Needless to say, it has been a beast of it's own making: these past three months. I just try to ride one moment to the next and I can say, an upside to it all has been how utterly present I currently feel. Everyone says the jump from one kid to two is exponentially harder. I never anticipated the sheer "busy-ness" I have felt. Most days, I multi-task and move through the house shuffling objects so as to "pick-up" as I go. Leaving for an errand makes me feel like I am on a mini-vacation packing up my carry-on baggage. Even if I'm early for a date, I end up being late (which has been sort of true always but I'm trying to become an upstanding individual in this department). To top it off, I have so intelligently thrown potty-training into the mix; nothing could try my patience more than my resident toddler standing her ground as I stand mine. To be honest, it hasn't been pretty - no matter how many jelly beans get us through those trying moments.
And this is "Parenting"; just to clarify: it's an ass kicker. I say this because no one really says this... and even if they do say it, it's not really crystal clear until your schlepping through the landscape yourself.

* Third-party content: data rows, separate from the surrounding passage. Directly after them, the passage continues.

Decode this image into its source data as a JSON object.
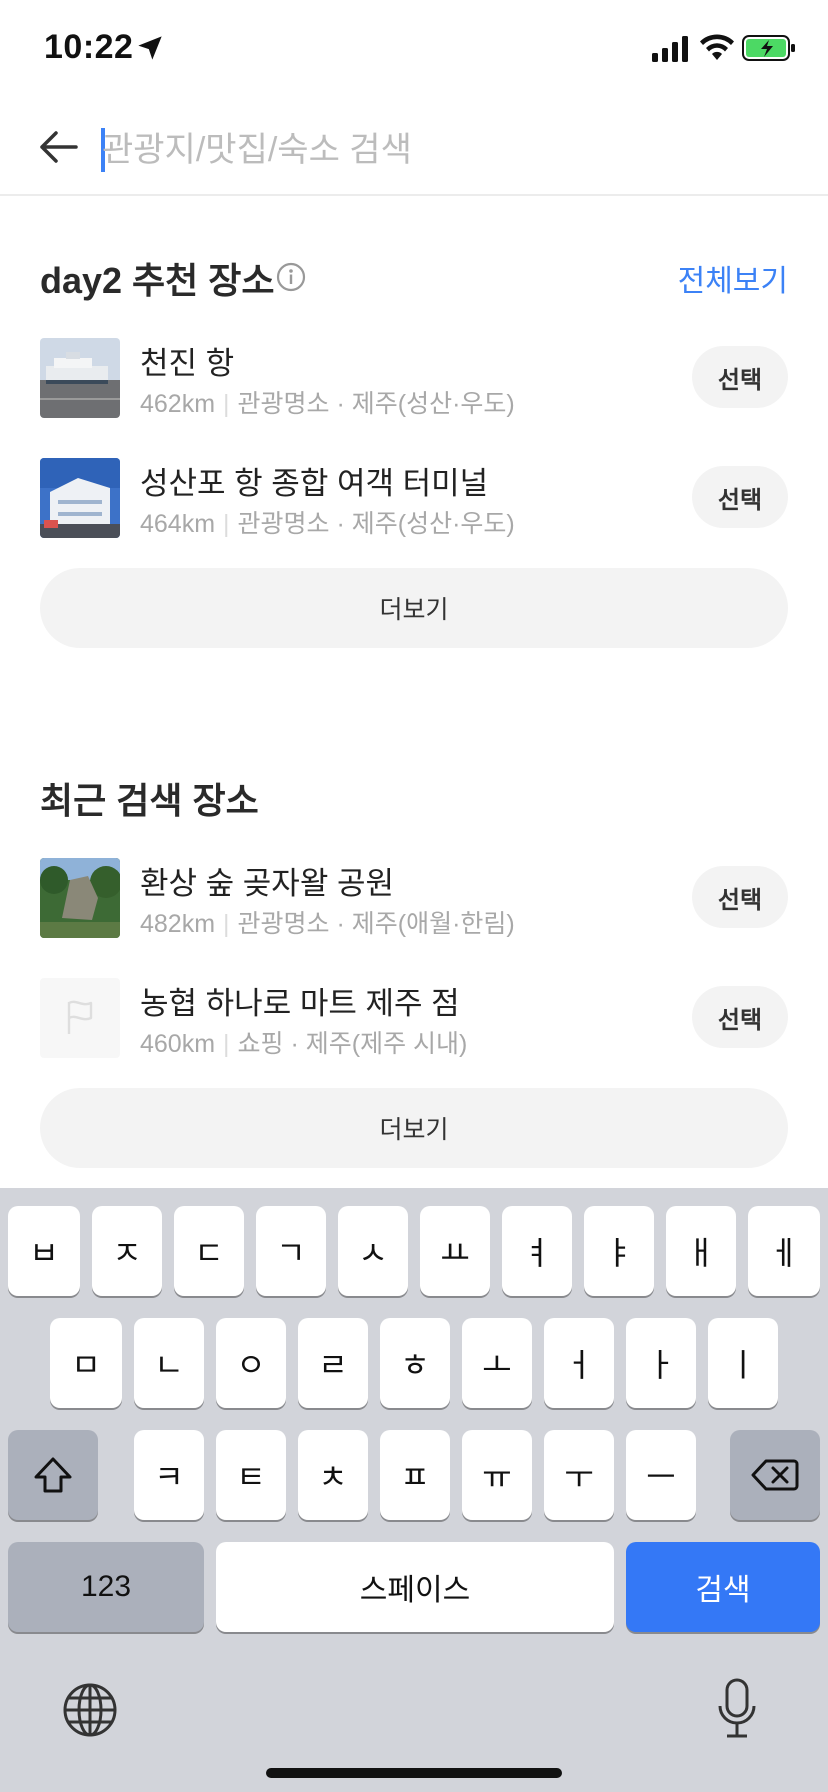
{
  "status": {
    "time": "10:22"
  },
  "search": {
    "placeholder": "관광지/맛집/숙소 검색"
  },
  "recommended": {
    "title": "day2 추천 장소",
    "see_all": "전체보기",
    "items": [
      {
        "name": "천진 항",
        "distance": "462km",
        "category": "관광명소 · 제주(성산·우도)",
        "select": "선택"
      },
      {
        "name": "성산포 항 종합 여객 터미널",
        "distance": "464km",
        "category": "관광명소 · 제주(성산·우도)",
        "select": "선택"
      }
    ],
    "more": "더보기"
  },
  "recent": {
    "title": "최근 검색 장소",
    "items": [
      {
        "name": "환상 숲 곶자왈 공원",
        "distance": "482km",
        "category": "관광명소 · 제주(애월·한림)",
        "select": "선택"
      },
      {
        "name": "농협 하나로 마트 제주 점",
        "distance": "460km",
        "category": "쇼핑 · 제주(제주 시내)",
        "select": "선택"
      }
    ],
    "more": "더보기"
  },
  "keyboard": {
    "row1": [
      "ㅂ",
      "ㅈ",
      "ㄷ",
      "ㄱ",
      "ㅅ",
      "ㅛ",
      "ㅕ",
      "ㅑ",
      "ㅐ",
      "ㅔ"
    ],
    "row2": [
      "ㅁ",
      "ㄴ",
      "ㅇ",
      "ㄹ",
      "ㅎ",
      "ㅗ",
      "ㅓ",
      "ㅏ",
      "ㅣ"
    ],
    "row3": [
      "ㅋ",
      "ㅌ",
      "ㅊ",
      "ㅍ",
      "ㅠ",
      "ㅜ",
      "ㅡ"
    ],
    "numbers": "123",
    "space": "스페이스",
    "search": "검색"
  },
  "colors": {
    "accent": "#3c82f6",
    "keyboard_bg": "#d2d4da",
    "search_key": "#3478f6"
  }
}
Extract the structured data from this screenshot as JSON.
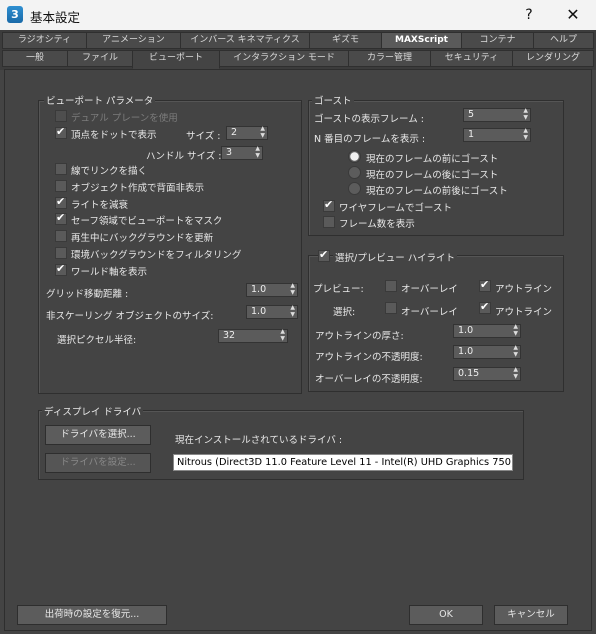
{
  "window": {
    "icon_text": "3",
    "title": "基本設定",
    "help": "?",
    "close": "✕"
  },
  "tabs_row1": [
    "ラジオシティ",
    "アニメーション",
    "インバース キネマティクス",
    "ギズモ",
    "MAXScript",
    "コンテナ",
    "ヘルプ"
  ],
  "tabs_row2": [
    "一般",
    "ファイル",
    "ビューポート",
    "インタラクション モード",
    "カラー管理",
    "セキュリティ",
    "レンダリング"
  ],
  "viewport_params": {
    "title": "ビューポート パラメータ",
    "dual_plane": "デュアル プレーンを使用",
    "dot_vertices": "頂点をドットで表示",
    "size_label": "サイズ :",
    "size_value": "2",
    "handle_size_label": "ハンドル サイズ :",
    "handle_size_value": "3",
    "draw_links": "線でリンクを描く",
    "backface_cull": "オブジェクト作成で背面非表示",
    "attenuate_lights": "ライトを減衰",
    "safe_frame_mask": "セーフ領域でビューポートをマスク",
    "update_bg": "再生中にバックグラウンドを更新",
    "filter_env_bg": "環境バックグラウンドをフィルタリング",
    "world_axis": "ワールド軸を表示",
    "grid_nudge_label": "グリッド移動距離 :",
    "grid_nudge_value": "1.0",
    "nonscaling_label": "非スケーリング オブジェクトのサイズ:",
    "nonscaling_value": "1.0",
    "pick_radius_label": "選択ピクセル半径:",
    "pick_radius_value": "32"
  },
  "ghosting": {
    "title": "ゴースト",
    "frames_label": "ゴーストの表示フレーム :",
    "frames_value": "5",
    "nth_label": "N 番目のフレームを表示 :",
    "nth_value": "1",
    "before": "現在のフレームの前にゴースト",
    "after": "現在のフレームの後にゴースト",
    "before_after": "現在のフレームの前後にゴースト",
    "wireframe": "ワイヤフレームでゴースト",
    "show_frame_num": "フレーム数を表示"
  },
  "highlight": {
    "title": "選択/プレビュー ハイライト",
    "preview_label": "プレビュー:",
    "overlay": "オーバーレイ",
    "outline": "アウトライン",
    "selection_label": "選択:",
    "outline_thickness_label": "アウトラインの厚さ:",
    "outline_thickness_value": "1.0",
    "outline_opacity_label": "アウトラインの不透明度:",
    "outline_opacity_value": "1.0",
    "overlay_opacity_label": "オーバーレイの不透明度:",
    "overlay_opacity_value": "0.15"
  },
  "display_driver": {
    "title": "ディスプレイ ドライバ",
    "choose_button": "ドライバを選択...",
    "configure_button": "ドライバを設定...",
    "installed_label": "現在インストールされているドライバ :",
    "installed_value": "Nitrous (Direct3D 11.0 Feature Level 11 - Intel(R) UHD Graphics 750)"
  },
  "footer": {
    "revert": "出荷時の設定を復元...",
    "ok": "OK",
    "cancel": "キャンセル"
  }
}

It's never ending: the cycle of movement that takes place from ~ 5:30 am to 9 pm each day (5:30 if I'm proactive enough to drag myself out of bed and get going on a run, 9 if I can keep my eyes open after reading books and putting M to bed - one of my favorite parts of the day always). We chose to have two kids but days of late have me seriously questioning why we were lucky enough to earn the honor (and it is an honor). I'm just bad about projecting the outcome of my actions until I'm thick in the marsh of it and wondering how I thought I could navigate it in the first place.
I feel like I don't have time to breath anymore. I make myself consciously do it - in the car, in the kitchen, in the middle of a yelling match about wearing a ballerina dress for the 20th time in a row. For brief moments sprinkled throughout the chaos, I wonder were I am; where I went? What happened to hour-long runs that started at 10 am on a Saturday after the most leisurely cup of coffee or dinner dates at great restaurants downtown or afternoon drinking? What happened to feeling inspired and hopeful and insurmountable? What happened to feeling/being young? Me over the course of my 30s has evolved from singleton to wife to mother. I was slowly picking up roles and collecting expectations of others, of myself; but I'm not sure I thought about or knew what that really meant to undertake.
I've had moments where I could run away from it all. Moments where I wonder how obscenely clueless I have been thus far. Moments where I feel "far enough away from home" that both turning around and moving forward seem too much to decide between.
I too have had moments where everything seems succinctly perfect. Where I couldn't have planned it better. Where I feel like I have never felt as much love in my heart as I do these days.
But man, I wish someone would have told me I would finally understand how broken I am in light of the life I am trudging through as a parent. I do suck everything in through my grinder of activity, in a ceaseless ache to control anything since most things seem entirely uncontrollable right now.